Qui peut être combinée avec la version 1, 2 et 3

  • Valoriser, dans chaque classe, des projets interdisciplinaires. Exemple : sur la problématique « En quoi les pratiques alimentaires des jeunes du collège au petit déjeuner sont-elles en cohérence avec les conseils qui sont généralement prodigués par des nutritionnistes » réaliser un dossier papier ou numérique rendant compte d’une recherche documentaire et d’une enquête et répondant à la question.
  • Analyser, par rapport aux compétences du socle commun, ce que permet de reconnaître un engagement et une réalisation de qualité de la part d’un élève.
  • Pour attester la validation des acquis d’une ou plusieurs compétences, la collecte de tous les engagements forts et réalisations de qualités peuvent être des « preuves », comme un chef d’œuvre l’est pour les capacités d’un artiste.

Version 5

Qui peut être combinée avec la version 1, 2, 3 et 4

  • Le plus tôt possible dans un cycle, repérer les élèves qui de façon visible sont en écart par rapport à la maîtrise de telle ou telle compétence du socle commun.
  • Organiser une problématisation des besoins de l’élève sur la compétence : Etant donné que .... en quoi le fait de ... et de ... permettrait à cet élève de ...
  • En lien avec la problématisation posée, pour cette compétence et pour cet élève identifier les disciplines (au moins 2) qui pourraient contribuer à prendre en compte ses besoins.
  • Mettre en place un plan d’action où interviennent les disciplines identifier et prévoyant en classe une attention particulière des enseignants désigné pour l’élève concerné, des activités d’apprentissage ou d’évaluation ajustées et d’éventuels dispositifs complémentaires (mais pas trop !)
    Cette version, si elle n’était associée à aucune autre, nous paraît intenable.

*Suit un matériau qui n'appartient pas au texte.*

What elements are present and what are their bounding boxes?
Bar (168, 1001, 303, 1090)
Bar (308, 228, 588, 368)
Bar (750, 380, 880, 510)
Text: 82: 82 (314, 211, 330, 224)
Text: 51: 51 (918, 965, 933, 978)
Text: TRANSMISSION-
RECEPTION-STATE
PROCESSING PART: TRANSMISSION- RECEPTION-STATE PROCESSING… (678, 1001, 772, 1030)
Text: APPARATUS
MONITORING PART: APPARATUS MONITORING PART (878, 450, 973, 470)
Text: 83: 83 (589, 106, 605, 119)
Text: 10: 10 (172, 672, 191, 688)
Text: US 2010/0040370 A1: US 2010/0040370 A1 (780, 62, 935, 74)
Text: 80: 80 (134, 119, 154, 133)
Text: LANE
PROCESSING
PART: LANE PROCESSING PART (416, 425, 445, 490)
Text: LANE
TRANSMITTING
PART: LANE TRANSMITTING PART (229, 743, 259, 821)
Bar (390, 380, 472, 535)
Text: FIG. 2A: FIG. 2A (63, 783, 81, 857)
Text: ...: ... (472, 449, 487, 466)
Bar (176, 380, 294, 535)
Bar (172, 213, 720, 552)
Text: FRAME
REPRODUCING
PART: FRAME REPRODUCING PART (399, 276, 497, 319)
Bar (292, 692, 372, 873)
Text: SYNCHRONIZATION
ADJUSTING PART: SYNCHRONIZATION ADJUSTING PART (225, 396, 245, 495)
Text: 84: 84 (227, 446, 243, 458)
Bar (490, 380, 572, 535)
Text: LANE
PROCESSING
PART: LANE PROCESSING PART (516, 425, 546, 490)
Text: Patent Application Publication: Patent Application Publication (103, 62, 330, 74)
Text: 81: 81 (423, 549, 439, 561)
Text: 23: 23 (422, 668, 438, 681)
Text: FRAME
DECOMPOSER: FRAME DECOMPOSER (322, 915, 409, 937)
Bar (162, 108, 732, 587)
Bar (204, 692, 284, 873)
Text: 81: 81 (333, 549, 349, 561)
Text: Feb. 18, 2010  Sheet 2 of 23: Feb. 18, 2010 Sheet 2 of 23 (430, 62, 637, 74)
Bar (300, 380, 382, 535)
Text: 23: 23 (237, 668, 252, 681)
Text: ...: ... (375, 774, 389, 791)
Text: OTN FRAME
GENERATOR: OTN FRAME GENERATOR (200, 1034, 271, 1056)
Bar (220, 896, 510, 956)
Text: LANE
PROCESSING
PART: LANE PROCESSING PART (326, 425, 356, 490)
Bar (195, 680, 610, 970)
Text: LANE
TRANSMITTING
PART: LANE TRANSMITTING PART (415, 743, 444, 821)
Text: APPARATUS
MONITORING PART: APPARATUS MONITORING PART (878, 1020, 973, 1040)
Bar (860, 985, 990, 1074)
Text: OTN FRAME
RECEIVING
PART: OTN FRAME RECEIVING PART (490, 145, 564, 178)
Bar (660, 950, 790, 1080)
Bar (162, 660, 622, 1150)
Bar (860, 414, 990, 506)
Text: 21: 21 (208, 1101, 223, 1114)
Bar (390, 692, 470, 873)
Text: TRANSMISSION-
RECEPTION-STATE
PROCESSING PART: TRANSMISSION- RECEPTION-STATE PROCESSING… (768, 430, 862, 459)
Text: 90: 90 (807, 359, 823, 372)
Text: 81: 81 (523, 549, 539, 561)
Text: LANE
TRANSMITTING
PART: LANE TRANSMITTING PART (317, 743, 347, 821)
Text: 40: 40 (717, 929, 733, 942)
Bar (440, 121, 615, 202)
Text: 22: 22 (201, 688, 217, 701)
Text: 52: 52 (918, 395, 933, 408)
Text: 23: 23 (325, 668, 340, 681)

La raison est simple. En procédant ainsi, on pense limiter dans un premier temps les élèves à prendre en compte. Mais la réalité est bien plus complexe car le socle ne colle pas vraiment à la grille de lecture : « bon résultats en français, maths et langue alors bon élève ». C’est cette lecture qui nous conduit à déclarer que le niveau des élèves d’une classe est hétérogène. Mais les réussites de chaque élève, surtout si on prend les sept compétences du socle commun, sont très hétérogènes en fonction de ces compétences. Ainsi, cette version, peut nous conduire, à prendre en charge une majorité des élèves d’une classe ... Ce qui serait trop lourd sous cette forme. cette version, est adaptée pour des élèves à besoins particuliers et s’inscrit bien dans le format PPRE préconisé par les textes officiels.